5. We do not think that the petitioner can derive much assistance from either of the two cases. In the first of the cases, the point for determination before the Assam High Court was whether the word 'cereal' comprehended 'chira' and 'muri''. The view taken by the learned Judges in that case was that notwithstanding the transformation which the rice had undergone, since the word 'cereal' was used in a broad and comprehensive sense in which it would include readily edible food which had been prepared by merely conditioning a cereal in its original state, both 'chira' and 'muri' would be covered by the word 'cereal' as they retained the quality of the cereal whose original state had ceased to exist. But we are not concerned with the interpretation of the word 'cereal' here. One of the meanings of the word 'cereal' as given in the Chambers's (Twentieth Century) Dictionary is 'a food prepared from such grain, especially a breakfast food easily got ready.' The word 'rice' cannot have such a wide connotation as 'cereal'. The Legislature here has advisedly used the expression 'paddy and rice'. It has not said 'paddy and/or all products of paddy'. Therefore, it is unnecessary for us to consider whether the principle embodied in the cited case is correct, since this ruling does not furnish any analogy here.

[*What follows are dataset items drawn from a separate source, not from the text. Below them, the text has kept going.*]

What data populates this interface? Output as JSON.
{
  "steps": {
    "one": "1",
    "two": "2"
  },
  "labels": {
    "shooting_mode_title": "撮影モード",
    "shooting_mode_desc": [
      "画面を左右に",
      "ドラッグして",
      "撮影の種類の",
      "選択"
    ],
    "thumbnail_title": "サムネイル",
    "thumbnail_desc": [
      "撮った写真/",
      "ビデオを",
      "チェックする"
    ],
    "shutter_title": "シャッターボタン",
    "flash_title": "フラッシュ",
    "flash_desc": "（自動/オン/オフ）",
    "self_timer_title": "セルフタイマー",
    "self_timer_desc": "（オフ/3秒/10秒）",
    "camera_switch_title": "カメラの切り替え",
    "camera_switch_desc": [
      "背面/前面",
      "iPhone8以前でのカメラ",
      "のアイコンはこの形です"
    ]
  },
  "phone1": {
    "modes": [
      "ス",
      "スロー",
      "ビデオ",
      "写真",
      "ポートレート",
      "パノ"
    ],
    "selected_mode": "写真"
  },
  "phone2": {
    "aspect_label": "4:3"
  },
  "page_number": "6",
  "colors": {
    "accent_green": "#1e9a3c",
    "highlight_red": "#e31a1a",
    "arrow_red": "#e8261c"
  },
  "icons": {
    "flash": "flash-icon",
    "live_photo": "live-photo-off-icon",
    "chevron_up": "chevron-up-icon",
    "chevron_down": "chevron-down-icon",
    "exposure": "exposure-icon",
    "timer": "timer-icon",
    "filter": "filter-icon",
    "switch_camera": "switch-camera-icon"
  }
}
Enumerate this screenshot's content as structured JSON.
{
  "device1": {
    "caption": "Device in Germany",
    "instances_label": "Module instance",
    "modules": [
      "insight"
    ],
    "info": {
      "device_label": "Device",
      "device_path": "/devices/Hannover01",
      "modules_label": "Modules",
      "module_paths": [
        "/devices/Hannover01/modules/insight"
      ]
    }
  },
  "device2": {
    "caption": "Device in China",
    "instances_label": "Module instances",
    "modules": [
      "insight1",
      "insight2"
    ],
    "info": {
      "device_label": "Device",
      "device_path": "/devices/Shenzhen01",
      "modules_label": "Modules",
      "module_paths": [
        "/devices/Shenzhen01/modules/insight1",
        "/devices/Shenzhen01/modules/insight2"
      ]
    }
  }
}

6. The pronouncement of their Lordships of the Supreme Court also is not helpful to the petitioner, since their Lordships have laid down that hydrogenated groundnut oil and groundnut oil could be put to the same uses and that the hydrogenated groundnut oil continues to be groundnut oil in spite of the processing employed for the purpose of rendering the oil more stable to improve its keeping qualities for those who desire to consume groundnut oil.

7. The position is different here. It cannot be postulated that rice (biyyamu) and parched rice (atukulu) are put to the same use. Rice (biyyamu) is consumed only after cooking, whereas parched rice (atukulu) is edible and it can be consumed without its being cooked. The characteristics of both are also different. Rice and parched rice mean two different things. In common parlance, the expression 'parched rice' is not used to mean rice (biyyamu). As pointed out by their Lordships of the Supreme Court in Ramavatar Budhaiprasad v. Assistant Sales Tax, Officer [1961] 12 S.T.C. 286 such words should be construed as understood in common parlance. These expressions being in use everyday, they must be interpreted in popular sense, meaning 'that sense which people conversant with the subject-matter with which the statute is dealing would attribute to it'. If a person goes to market and asks for rice, he would not be supplied with parched rice. These expressions are used to denote two different things. Their uses are also different. There is abundant authority for this opinion of ours.

8. In Kayani & Co. v. Commissioner of Sales Tax A.I.R. 1953 Hyd. 252, it was inter alia held by the erstwhile Hyderabad High Court that rice in item No. 1 of the exempted articles in Schedule I of the Hyderabad General Sales Tax Act (XIV of 1950) dealing with cereals could not be interpreted as meaning cooked rice. To a similar effect is the ruling of the same Court in Ganapathy Iyer and Anr. v. Hyderabad State A.I.R. 1954 Hyd. 94. In Kosuri Subba Raju v. State of Andhra [1956] 7 S.T.C. 479 a Divisional Bench of the Andhra High Court consisting of Subba Rao, C.J., and Viswanatha Sastry, J., decided that nawar tape (material woven in bands and used as mat for. cots) could not be regarded as cloth within the definition of 'cloth' under Section 5(iii) of the Madras General Sales Tax Act, 1939. The decision in Pithapuram. Taluk Tobacco, Cigars and Soda Merchants' Union v. State of Andhra Pradesh [1958] 9 S.T.C. 723 accords with the doctrine of the above cases. The principle embodied in the last cited case is that country tobacco which was subject to levy of sales tax at a single purchase point did not include cigars and cheroots made out of it.

9. In our judgment, parched rice is not the same thing as rice and, therefore, the petitioner is not entitled to invoke the Explanation read with Schedule III, item 6, annexed to the Andhra Pradesh General Sales Tax Act, 1957.

10. In the result, the order of the Sales Tax Appellate Tribunal is confirmed and the revision case is dismissed with costs. Advocate's fee is fixed at Rs. 75.